In the "Threeboot" continuity, Timber Wolf originally appears as an associate of the Legion, but subsequently gains full Legion membership. When Princess Projectra, maddened by the devastation of her home planet of Orando, blames the Legion for her loss, Timber Wolf sides with her, going so far as to cover up the savage beating of Phantom Girl at her hands.

In the crossover story "The Lightning Saga", Timber Wolf is revealed to have been transported to the present day alongside six other members of the Legion. He is discovered to have sustained amnesia and taken up residence in Gorilla City before his memory is restored using the Interlac codeword "Lightning Lad".

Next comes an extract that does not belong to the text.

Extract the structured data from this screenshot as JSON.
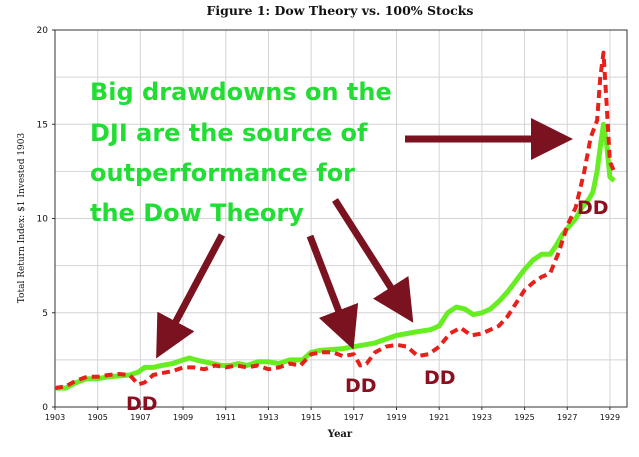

In September 2011, The New 52 rebooted DC's continuity. In the series Legion Lost, Timber Wolf, Chameleon Girl, Wildfire, Dawnstar, Tellus, Tyroc, and Gates are trapped in the 21st century while pursuing a terrorist. After being exposed to the terrorist's mutagen, Brin gains powerful claws that he can expel as projectiles. Flashbacks reveal that Mar Londo gave Brin his abilities to protect him from the criminal Vykor, who intended to use Mar's research for evil.

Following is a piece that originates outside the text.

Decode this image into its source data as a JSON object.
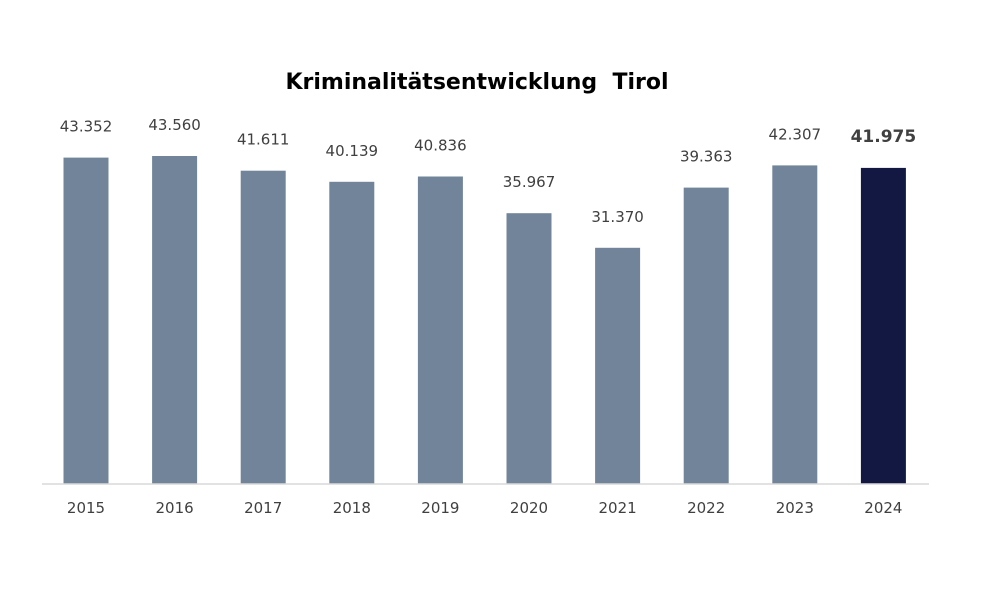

In post-Rebirth continuity, Mar Londo gave Brin his powers in an attempt to protect Zuun. However, Zuun was already devastated by the time Mar's experiments were complete. Brin joined the Legion to prevent similar disasters from happening.

==Powers and abilities==
Timber Wolf possesses wolf-like physiology that gives him superhuman physical abilities, enhanced senses, and powerful claws. After being exposed to mutagen while trapped in the 21st century, he gained the ability to fire off his nails as projectiles, regrowing them almost immediately.

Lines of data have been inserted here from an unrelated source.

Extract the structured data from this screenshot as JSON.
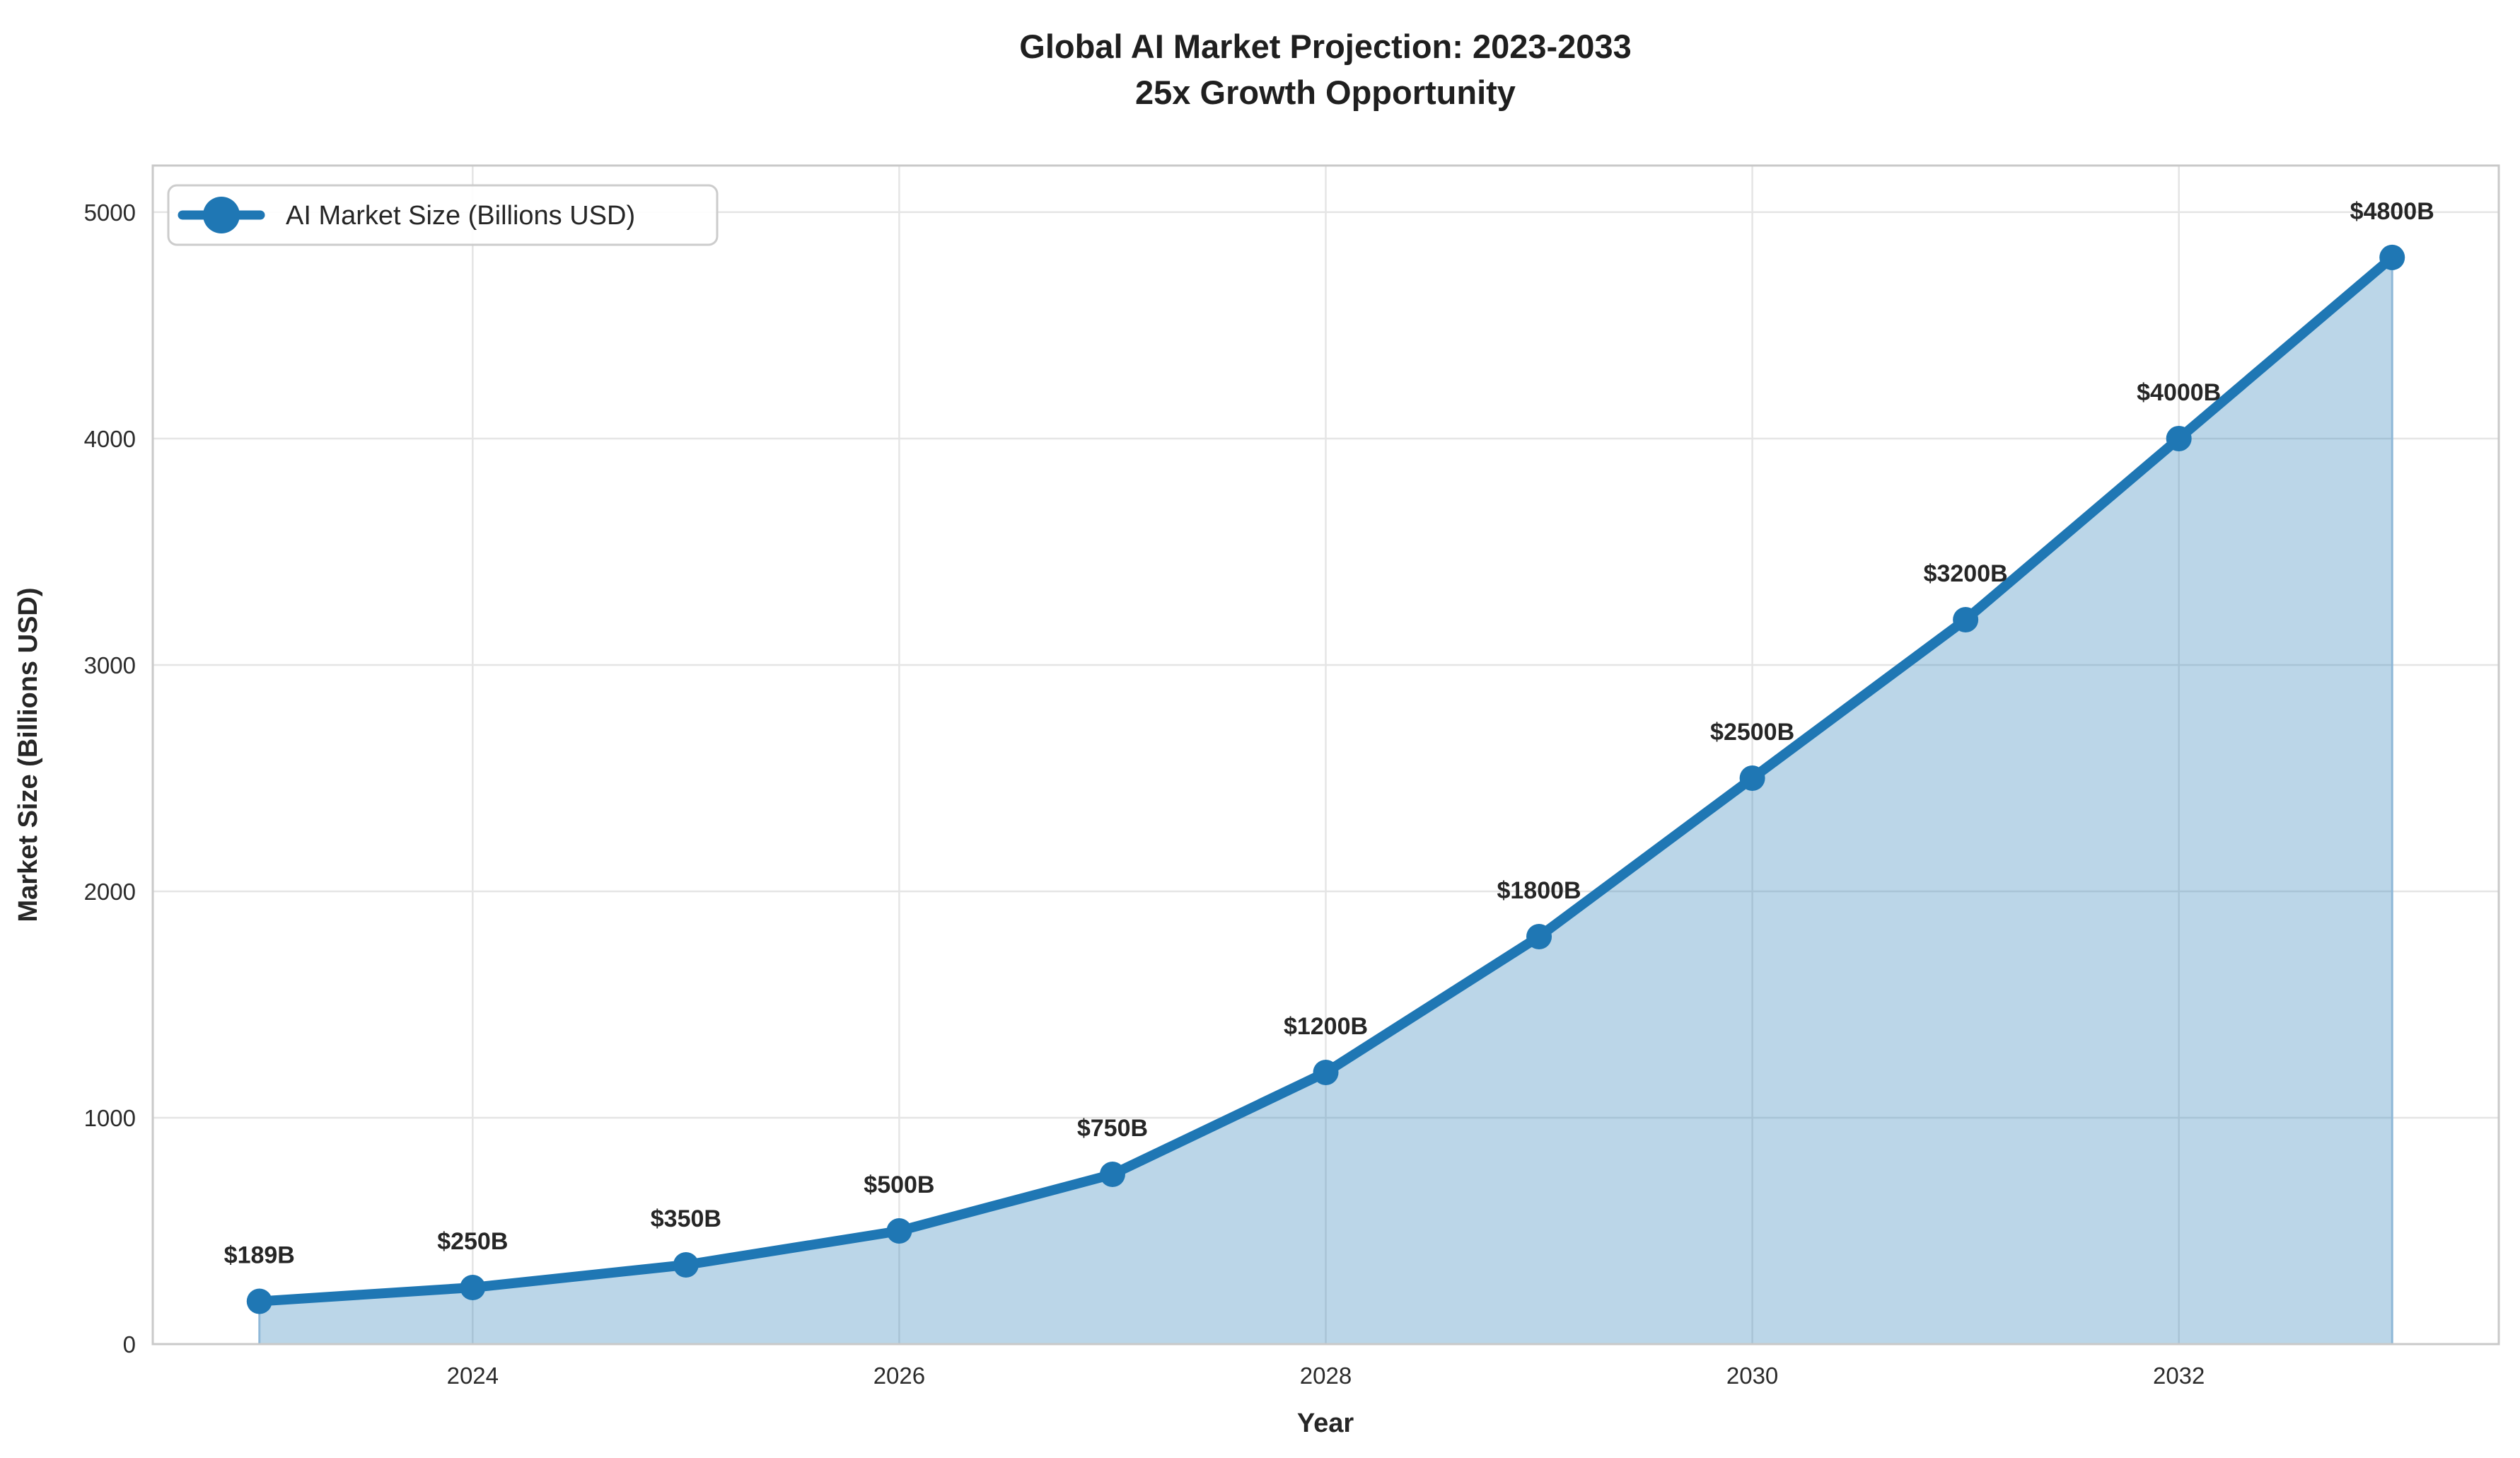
{
  "title": {
    "line1": "Global AI Market Projection: 2023-2033",
    "line2": "25x Growth Opportunity"
  },
  "chart_data": {
    "type": "area",
    "x": [
      2023,
      2024,
      2025,
      2026,
      2027,
      2028,
      2029,
      2030,
      2031,
      2032,
      2033
    ],
    "series": [
      {
        "name": "AI Market Size (Billions USD)",
        "values": [
          189,
          250,
          350,
          500,
          750,
          1200,
          1800,
          2500,
          3200,
          4000,
          4800
        ]
      }
    ],
    "point_labels": [
      "$189B",
      "$250B",
      "$350B",
      "$500B",
      "$750B",
      "$1200B",
      "$1800B",
      "$2500B",
      "$3200B",
      "$4000B",
      "$4800B"
    ],
    "xlabel": "Year",
    "ylabel": "Market Size (Billions USD)",
    "xticks": [
      2024,
      2026,
      2028,
      2030,
      2032
    ],
    "yticks": [
      0,
      1000,
      2000,
      3000,
      4000,
      5000
    ],
    "xlim": [
      2022.5,
      2033.5
    ],
    "ylim": [
      0,
      5206
    ],
    "grid": true,
    "legend": {
      "label": "AI Market Size (Billions USD)",
      "position": "upper left"
    },
    "colors": {
      "line": "#1f77b4",
      "marker": "#1f77b4",
      "fill": "#1f77b4",
      "fill_opacity": 0.3,
      "fill_edge": "#8fb8d8",
      "grid": "#e5e5e5",
      "spine": "#c9c9c9",
      "title_text": "#1f1f1f",
      "text": "#262626",
      "tick_text": "#2b2b2b",
      "legend_border": "#cccccc",
      "legend_bg": "#ffffff"
    }
  }
}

As a member of the Legion of Super-Heroes, Timber Wolf is provided a Legion Flight Ring. It allows him to fly and protects him from the vacuum of space and other dangerous environments.

==In other media==
===Television===
- Timber Wolf makes a non-speaking cameo appearance in the Justice League Unlimited episode "Far from Home".
- Timber Wolf appears in Legion of Super Heroes (2006), voiced by Shawn Harrison. This version previously lived on the planet Rawl, where Mar Londo gave him the ability to transform into a wolf-like creature for use as a weapon in galactic conquest. The Legion retrieves Brin and helps him gain control of his abilities, but he retains irreversible genetic damage that leaves him unable to fully return to his human form.

===Film===
- Timber Wolf appears in Legion of Super-Heroes (2023), voiced by Robbie Daymond. This version is a council member of the Legion Academy.
- The Legion of Super Heroes (2006) incarnation of Timber Wolf makes a non-speaking cameo appearance in Scooby-Doo! and Krypto, Too!.

=== Video games ===
Timber Wolf appears as a character summon in Scribblenauts Unmasked: A DC Comics Adventure.

=== Miscellaneous ===
- The Legion of Super Heroes (2006) incarnation of Timber Wolf appears in Legion of Super Heroes in the 31st Century.
- Timber Wolf appears in Smallville Season 11.